We present a robust control and estimation framework for quadrotors operating in Global Navigation Satellite System(GNSS)-denied, non-inertial environments where inertial sensors such as Inertial Measurement Units (IMUs) become unreliable due to platform-induced accelerations. In such settings, conventional estimators fail to distinguish whether the measured accelerations arise from the quadrotor itself or from the non-inertial platform, leading to drift and control degradation. Unlike conventional approaches that depend heavily on IMU and GNSS, our method relies exclusively on external position measurements combined with a Extended Kalman Filter with Unknown Inputs (EKF-UI) to account for platform motion. The estimator is paired with a cascaded PID controller for full 3D tracking. To isolate estimator performance from localization errors, all tests are conducted using high-precision motion capture systems. Experimental results in a moving-cart testbed validate our approach under both translational in X-axis and Y-axis dissonance. Compared to standard EKF, the proposed method significantly improves stability and trajectory tracking without requiring inertial feedback, enabling practical deployment on moving platforms such as trucks or elevators.

Figures (8)

• Figure 1: Block diagram of the horizontal PID controller for the $x$ and $y$ directions. Desired position is converted into velocity commands and then into body-frame attitude commands.

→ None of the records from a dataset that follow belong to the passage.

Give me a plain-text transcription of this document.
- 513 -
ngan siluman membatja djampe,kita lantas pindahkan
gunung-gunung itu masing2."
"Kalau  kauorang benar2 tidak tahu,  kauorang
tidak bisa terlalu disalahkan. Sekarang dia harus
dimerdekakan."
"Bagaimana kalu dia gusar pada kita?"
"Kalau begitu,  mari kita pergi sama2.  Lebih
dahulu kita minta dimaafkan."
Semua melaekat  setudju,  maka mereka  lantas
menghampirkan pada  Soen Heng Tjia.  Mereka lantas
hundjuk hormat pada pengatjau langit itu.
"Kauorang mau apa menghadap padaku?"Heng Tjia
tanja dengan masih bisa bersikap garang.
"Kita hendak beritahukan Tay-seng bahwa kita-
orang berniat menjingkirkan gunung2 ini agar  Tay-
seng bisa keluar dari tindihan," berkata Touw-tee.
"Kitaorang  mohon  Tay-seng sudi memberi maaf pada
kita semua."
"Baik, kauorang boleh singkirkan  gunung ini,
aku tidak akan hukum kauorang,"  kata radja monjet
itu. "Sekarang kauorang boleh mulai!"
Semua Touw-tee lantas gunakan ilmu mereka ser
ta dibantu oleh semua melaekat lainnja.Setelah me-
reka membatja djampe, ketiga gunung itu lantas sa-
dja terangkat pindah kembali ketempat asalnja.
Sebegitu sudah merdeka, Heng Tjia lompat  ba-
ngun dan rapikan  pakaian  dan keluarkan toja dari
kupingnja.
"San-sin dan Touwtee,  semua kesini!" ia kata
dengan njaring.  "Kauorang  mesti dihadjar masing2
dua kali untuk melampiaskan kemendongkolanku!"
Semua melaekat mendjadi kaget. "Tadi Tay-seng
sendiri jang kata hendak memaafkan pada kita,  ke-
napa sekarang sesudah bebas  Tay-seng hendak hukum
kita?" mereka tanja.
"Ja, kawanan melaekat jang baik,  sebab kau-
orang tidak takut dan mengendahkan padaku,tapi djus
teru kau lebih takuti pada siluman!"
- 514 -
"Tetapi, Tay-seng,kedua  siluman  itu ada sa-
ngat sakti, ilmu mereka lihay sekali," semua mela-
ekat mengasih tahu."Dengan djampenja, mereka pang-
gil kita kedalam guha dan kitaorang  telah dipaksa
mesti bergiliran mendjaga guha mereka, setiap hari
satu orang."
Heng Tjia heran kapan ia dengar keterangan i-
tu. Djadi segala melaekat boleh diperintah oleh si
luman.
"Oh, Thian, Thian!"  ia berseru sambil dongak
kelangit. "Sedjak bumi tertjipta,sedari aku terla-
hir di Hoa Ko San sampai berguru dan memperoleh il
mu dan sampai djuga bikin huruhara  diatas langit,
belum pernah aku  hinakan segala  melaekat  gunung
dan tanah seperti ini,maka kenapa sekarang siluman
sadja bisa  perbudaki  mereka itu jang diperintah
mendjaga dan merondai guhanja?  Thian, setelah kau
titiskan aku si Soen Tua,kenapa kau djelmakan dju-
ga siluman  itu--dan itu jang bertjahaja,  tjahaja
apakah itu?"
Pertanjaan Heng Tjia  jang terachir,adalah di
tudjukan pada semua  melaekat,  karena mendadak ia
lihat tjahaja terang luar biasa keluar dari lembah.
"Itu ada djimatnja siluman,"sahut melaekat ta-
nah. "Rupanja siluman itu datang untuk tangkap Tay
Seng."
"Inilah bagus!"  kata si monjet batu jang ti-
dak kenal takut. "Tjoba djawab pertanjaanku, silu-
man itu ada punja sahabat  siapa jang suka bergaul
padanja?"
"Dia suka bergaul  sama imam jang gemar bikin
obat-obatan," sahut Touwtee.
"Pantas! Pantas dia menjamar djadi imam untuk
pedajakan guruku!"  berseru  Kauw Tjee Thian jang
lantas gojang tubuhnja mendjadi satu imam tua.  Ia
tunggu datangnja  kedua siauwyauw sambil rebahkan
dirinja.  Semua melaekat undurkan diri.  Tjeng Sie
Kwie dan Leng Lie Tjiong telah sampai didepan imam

• Figure 2: Block diagram of the vertical PID controller for the $z$ direction. Altitude error is processed through a cascade to compute the final thrust command.
• Figure 3: System overview of the proposed experimental platform for drone state estimation under non-inertial reference frames. The setup includes dual motion capture systems, a mobile cart, and a Crazyflie 2.0 micro aerial vehicle integrated with ROS-based control.
• Figure 4: Experiment 1 (Stationary Hover Test): Comparison of 3D position estimation. The blue curves correspond to the proposed EKF-UI method, while the red curves denote the baseline standard EKF. The first, second, third row shows the position along the $x$-axis, $y$-axis, and the $z$-axis.
• Figure 5: Experiment 1 (Stationary Hover Test): Comparison of 3D velocity estimation. The blue curves represent the proposed EKF-UI method, whereas the red curves correspond to the baseline standard EKF. The first, second, third row presents the velocity along the $x$-axis, $y$-axis, and the $z$-axis.